Facts. An employee applied for supplemental group life insurance and received a statement from the insurer reflecting his new elections. However, the statement: (i) noted that “[a]ny coverage listed as suspended requires approval”; and (ii) indicated that his supplemental benefit elections were suspended until he completed an approved Evidence of Insurability form. When the employee completed the form, the insurer said it was not able to approve the additional coverage because of the employee’s health issues.
Nevertheless, the employee subsequently received statements from the employer, as plan administrator, showing his election of supplemental benefits and indicating that the employer was deducting contributions from his paycheck for the coverage. Four years later, the employee died and his spouse’s claim for supplemental life insurance benefits was denied. Among other things, she sued the employer and the insurer based on the legal concept of “estoppel.”
Court. The Fifth Circuit stated that to pursue an estoppel claim, the spouse needed to show that the plan had made a material misrepresentation on which she “reasonably and detrimentally” relied.

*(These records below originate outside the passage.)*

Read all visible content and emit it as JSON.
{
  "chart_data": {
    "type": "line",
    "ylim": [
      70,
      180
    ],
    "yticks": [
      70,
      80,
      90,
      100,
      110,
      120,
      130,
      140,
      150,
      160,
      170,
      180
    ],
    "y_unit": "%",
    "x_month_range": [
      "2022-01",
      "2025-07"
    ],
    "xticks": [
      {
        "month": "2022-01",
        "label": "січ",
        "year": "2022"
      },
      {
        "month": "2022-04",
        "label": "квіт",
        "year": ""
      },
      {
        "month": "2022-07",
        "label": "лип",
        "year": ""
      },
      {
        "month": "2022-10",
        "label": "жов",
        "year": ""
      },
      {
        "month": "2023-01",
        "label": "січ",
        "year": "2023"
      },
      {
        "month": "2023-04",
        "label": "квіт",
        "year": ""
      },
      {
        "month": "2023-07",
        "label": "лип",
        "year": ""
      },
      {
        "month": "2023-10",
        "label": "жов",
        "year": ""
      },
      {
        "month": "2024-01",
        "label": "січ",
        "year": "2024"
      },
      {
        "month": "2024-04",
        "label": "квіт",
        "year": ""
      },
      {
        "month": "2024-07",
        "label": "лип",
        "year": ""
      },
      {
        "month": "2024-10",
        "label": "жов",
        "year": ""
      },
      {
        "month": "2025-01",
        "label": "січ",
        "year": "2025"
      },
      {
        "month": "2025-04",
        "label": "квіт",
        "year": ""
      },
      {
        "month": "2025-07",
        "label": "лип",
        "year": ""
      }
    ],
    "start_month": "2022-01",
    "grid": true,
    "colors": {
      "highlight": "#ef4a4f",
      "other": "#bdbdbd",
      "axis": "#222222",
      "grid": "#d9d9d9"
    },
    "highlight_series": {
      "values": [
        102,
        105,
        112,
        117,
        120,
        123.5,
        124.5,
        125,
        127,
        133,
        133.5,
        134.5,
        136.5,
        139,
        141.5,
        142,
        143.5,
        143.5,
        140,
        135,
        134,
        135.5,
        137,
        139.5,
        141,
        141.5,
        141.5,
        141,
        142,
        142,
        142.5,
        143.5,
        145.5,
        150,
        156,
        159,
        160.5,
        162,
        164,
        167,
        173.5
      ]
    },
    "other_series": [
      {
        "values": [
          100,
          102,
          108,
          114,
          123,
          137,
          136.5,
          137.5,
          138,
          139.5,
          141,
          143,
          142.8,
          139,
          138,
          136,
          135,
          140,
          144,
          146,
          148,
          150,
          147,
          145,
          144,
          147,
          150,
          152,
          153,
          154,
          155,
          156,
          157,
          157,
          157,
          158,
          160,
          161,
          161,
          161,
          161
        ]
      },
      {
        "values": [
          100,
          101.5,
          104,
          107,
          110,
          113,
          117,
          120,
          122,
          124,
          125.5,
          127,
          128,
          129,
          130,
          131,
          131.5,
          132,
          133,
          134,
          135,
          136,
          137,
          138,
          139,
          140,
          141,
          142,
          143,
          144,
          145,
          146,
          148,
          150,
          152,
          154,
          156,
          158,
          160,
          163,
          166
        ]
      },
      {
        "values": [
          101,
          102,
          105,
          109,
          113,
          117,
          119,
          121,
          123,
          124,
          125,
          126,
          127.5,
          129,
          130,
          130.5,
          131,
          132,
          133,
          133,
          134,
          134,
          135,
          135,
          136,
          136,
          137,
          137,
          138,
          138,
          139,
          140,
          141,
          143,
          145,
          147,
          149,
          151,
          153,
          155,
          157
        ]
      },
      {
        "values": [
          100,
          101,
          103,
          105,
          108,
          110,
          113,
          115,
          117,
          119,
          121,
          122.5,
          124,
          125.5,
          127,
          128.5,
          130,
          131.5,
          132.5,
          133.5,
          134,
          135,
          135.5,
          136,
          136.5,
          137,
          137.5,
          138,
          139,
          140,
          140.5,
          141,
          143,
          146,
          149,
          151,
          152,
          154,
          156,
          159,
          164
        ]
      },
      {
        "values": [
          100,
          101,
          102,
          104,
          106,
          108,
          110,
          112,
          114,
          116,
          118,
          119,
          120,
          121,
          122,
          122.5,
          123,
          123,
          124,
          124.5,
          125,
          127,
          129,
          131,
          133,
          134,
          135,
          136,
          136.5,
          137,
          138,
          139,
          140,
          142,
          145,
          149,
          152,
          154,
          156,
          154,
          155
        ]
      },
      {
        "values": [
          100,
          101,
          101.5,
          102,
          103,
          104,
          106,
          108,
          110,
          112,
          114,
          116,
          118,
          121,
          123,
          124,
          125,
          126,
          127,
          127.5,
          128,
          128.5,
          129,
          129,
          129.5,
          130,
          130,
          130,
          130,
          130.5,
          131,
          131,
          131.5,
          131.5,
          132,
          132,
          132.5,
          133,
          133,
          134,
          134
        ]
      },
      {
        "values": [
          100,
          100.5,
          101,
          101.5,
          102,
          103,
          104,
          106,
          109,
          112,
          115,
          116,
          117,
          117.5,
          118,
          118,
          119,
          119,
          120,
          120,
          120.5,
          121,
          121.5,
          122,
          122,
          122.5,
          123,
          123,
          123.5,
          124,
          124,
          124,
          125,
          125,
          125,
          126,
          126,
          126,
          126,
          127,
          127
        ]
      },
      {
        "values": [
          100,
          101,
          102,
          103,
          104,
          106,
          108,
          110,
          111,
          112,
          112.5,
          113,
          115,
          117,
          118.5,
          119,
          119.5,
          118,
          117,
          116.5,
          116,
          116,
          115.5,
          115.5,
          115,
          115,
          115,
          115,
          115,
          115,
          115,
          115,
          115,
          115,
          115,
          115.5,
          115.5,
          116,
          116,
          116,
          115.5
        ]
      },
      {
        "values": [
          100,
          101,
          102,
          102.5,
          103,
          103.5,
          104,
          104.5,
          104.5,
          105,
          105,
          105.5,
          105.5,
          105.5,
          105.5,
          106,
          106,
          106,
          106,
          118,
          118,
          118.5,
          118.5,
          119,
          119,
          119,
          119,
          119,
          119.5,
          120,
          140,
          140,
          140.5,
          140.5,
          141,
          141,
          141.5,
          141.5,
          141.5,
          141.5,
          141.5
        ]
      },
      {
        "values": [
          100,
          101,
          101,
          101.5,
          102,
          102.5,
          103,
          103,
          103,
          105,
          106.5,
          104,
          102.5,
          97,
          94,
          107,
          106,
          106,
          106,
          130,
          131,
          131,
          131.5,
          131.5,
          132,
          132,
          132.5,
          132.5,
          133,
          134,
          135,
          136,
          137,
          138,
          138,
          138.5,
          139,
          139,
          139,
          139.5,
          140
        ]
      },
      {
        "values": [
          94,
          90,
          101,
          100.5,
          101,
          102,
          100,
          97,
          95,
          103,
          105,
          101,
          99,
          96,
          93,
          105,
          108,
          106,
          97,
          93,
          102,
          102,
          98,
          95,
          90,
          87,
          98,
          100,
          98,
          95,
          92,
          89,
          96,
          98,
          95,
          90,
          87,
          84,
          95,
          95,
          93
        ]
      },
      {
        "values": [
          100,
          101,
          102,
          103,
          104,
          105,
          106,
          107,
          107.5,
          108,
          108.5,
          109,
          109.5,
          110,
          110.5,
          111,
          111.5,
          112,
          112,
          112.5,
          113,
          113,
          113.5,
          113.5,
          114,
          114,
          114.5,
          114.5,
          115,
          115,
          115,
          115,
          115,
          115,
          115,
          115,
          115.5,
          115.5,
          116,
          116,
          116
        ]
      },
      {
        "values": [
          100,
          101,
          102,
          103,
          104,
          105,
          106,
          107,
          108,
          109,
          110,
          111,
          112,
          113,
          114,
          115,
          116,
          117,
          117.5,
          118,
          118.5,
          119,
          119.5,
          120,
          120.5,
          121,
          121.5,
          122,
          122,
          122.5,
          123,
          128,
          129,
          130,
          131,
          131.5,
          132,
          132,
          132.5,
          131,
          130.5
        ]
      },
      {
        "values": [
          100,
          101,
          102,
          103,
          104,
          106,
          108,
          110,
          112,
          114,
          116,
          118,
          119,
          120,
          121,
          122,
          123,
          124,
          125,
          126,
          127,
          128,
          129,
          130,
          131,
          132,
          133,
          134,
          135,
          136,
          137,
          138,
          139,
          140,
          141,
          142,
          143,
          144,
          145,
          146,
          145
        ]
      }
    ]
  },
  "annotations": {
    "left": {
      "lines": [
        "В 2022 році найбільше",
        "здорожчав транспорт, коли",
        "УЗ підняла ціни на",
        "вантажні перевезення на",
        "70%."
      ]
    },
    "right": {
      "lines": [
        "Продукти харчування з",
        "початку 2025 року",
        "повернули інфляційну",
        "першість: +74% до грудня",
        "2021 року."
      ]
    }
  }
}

The spouse contended that the plan misrepresented the status of her husband’s supplemental life insurance coverage with its statements and by continuing to deduct premiums from his paycheck.

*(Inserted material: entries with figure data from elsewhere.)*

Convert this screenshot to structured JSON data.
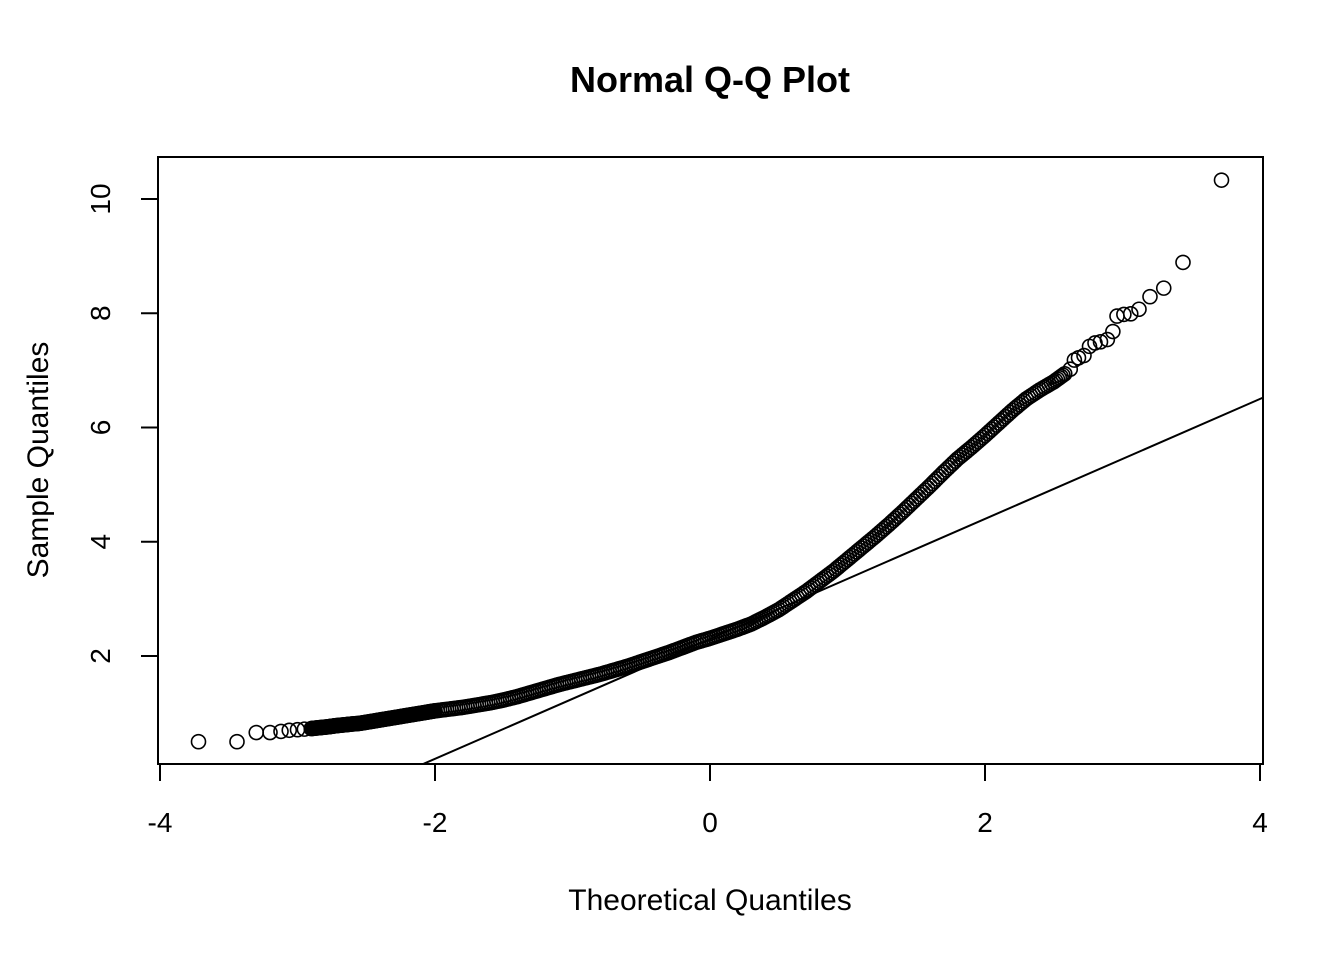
{
  "chart_data": {
    "type": "scatter",
    "title": "Normal Q-Q Plot",
    "xlabel": "Theoretical Quantiles",
    "ylabel": "Sample Quantiles",
    "xlim": [
      -4,
      4
    ],
    "ylim": [
      0.1,
      10.7
    ],
    "x_ticks": [
      -4,
      -2,
      0,
      2,
      4
    ],
    "x_tick_labels": [
      "-4",
      "-2",
      "0",
      "2",
      "4"
    ],
    "y_ticks": [
      2,
      4,
      6,
      8,
      10
    ],
    "y_tick_labels": [
      "2",
      "4",
      "6",
      "8",
      "10"
    ],
    "grid": false,
    "marker": "open-circle",
    "colors": {
      "points": "#000000",
      "line": "#000000",
      "frame": "#000000"
    },
    "reference_line": {
      "intercept": 2.3,
      "slope": 1.05
    },
    "points": [
      [
        -3.72,
        0.5
      ],
      [
        -3.44,
        0.5
      ],
      [
        -3.3,
        0.66
      ],
      [
        -3.2,
        0.66
      ],
      [
        -3.12,
        0.68
      ],
      [
        -3.06,
        0.7
      ],
      [
        -3.0,
        0.71
      ],
      [
        -2.95,
        0.72
      ],
      [
        -2.9,
        0.73
      ],
      [
        -2.86,
        0.74
      ],
      [
        -2.82,
        0.75
      ],
      [
        -2.78,
        0.76
      ],
      [
        -2.75,
        0.77
      ],
      [
        -2.72,
        0.78
      ],
      [
        -2.68,
        0.79
      ],
      [
        -2.64,
        0.8
      ],
      [
        -2.6,
        0.81
      ],
      [
        -2.55,
        0.82
      ],
      [
        -2.5,
        0.84
      ],
      [
        -2.45,
        0.86
      ],
      [
        -2.4,
        0.88
      ],
      [
        -2.35,
        0.9
      ],
      [
        -2.3,
        0.92
      ],
      [
        -2.25,
        0.94
      ],
      [
        -2.2,
        0.96
      ],
      [
        -2.15,
        0.98
      ],
      [
        -2.1,
        1.0
      ],
      [
        -2.05,
        1.02
      ],
      [
        -2.0,
        1.04
      ],
      [
        -1.9,
        1.07
      ],
      [
        -1.8,
        1.1
      ],
      [
        -1.7,
        1.14
      ],
      [
        -1.6,
        1.18
      ],
      [
        -1.5,
        1.23
      ],
      [
        -1.4,
        1.29
      ],
      [
        -1.3,
        1.36
      ],
      [
        -1.2,
        1.43
      ],
      [
        -1.1,
        1.5
      ],
      [
        -1.0,
        1.56
      ],
      [
        -0.9,
        1.62
      ],
      [
        -0.8,
        1.68
      ],
      [
        -0.7,
        1.75
      ],
      [
        -0.6,
        1.82
      ],
      [
        -0.5,
        1.9
      ],
      [
        -0.4,
        1.98
      ],
      [
        -0.3,
        2.06
      ],
      [
        -0.2,
        2.15
      ],
      [
        -0.1,
        2.24
      ],
      [
        0.0,
        2.31
      ],
      [
        0.1,
        2.39
      ],
      [
        0.2,
        2.47
      ],
      [
        0.3,
        2.56
      ],
      [
        0.4,
        2.68
      ],
      [
        0.5,
        2.81
      ],
      [
        0.6,
        2.97
      ],
      [
        0.7,
        3.13
      ],
      [
        0.8,
        3.31
      ],
      [
        0.9,
        3.49
      ],
      [
        1.0,
        3.69
      ],
      [
        1.1,
        3.89
      ],
      [
        1.2,
        4.09
      ],
      [
        1.3,
        4.3
      ],
      [
        1.4,
        4.52
      ],
      [
        1.5,
        4.75
      ],
      [
        1.6,
        4.98
      ],
      [
        1.7,
        5.22
      ],
      [
        1.8,
        5.45
      ],
      [
        1.9,
        5.65
      ],
      [
        2.0,
        5.86
      ],
      [
        2.1,
        6.08
      ],
      [
        2.2,
        6.3
      ],
      [
        2.3,
        6.5
      ],
      [
        2.4,
        6.66
      ],
      [
        2.5,
        6.8
      ],
      [
        2.58,
        6.94
      ],
      [
        2.62,
        7.02
      ],
      [
        2.65,
        7.18
      ],
      [
        2.68,
        7.22
      ],
      [
        2.72,
        7.26
      ],
      [
        2.76,
        7.42
      ],
      [
        2.8,
        7.48
      ],
      [
        2.84,
        7.5
      ],
      [
        2.89,
        7.54
      ],
      [
        2.93,
        7.68
      ],
      [
        2.96,
        7.95
      ],
      [
        3.01,
        7.98
      ],
      [
        3.06,
        7.99
      ],
      [
        3.12,
        8.07
      ],
      [
        3.2,
        8.29
      ],
      [
        3.3,
        8.44
      ],
      [
        3.44,
        8.89
      ],
      [
        3.72,
        10.33
      ]
    ]
  }
}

The Court stated that “(i)t is difficult to imagine a misrepresentation more likely to mislead a recipient. Every year for four years, [the employee] received statements… purporting to identify the benefits elected and indicating the amount of the deduction for each element of coverage” including supplemental life insurance.
However, the employee and spouse must also have relied “reasonably” on the plan’s material misrepresentation. The Court ruled that their reliance was not reasonable.
The provision of the group life insurance policy requiring the employee to complete an approved Evidence of Insurability form before coverage could begin was unambiguous. The Court then said the insurer’s Summary of Benefits, provided by the insurer to the employee, is the governing document. It states, “in no uncertain terms”, that “[e]vidence of insurability is required for any amount of life insurance.” Therefore, the employee was on notice that “coverage was contingent on the insurer’s approval of the Evidence of Insurability form for supplemental life insurance.”
Furthermore, the Summary of Benefits also made it clear that the plan’s (and therefore the employer’s) representations were not those of the insurer and delineated when and by whom changes to life insurance coverage could be made.
Therefore, the Court ruled that the spouse cannot establish “reasonable” reliance and dismissed her estoppel claim.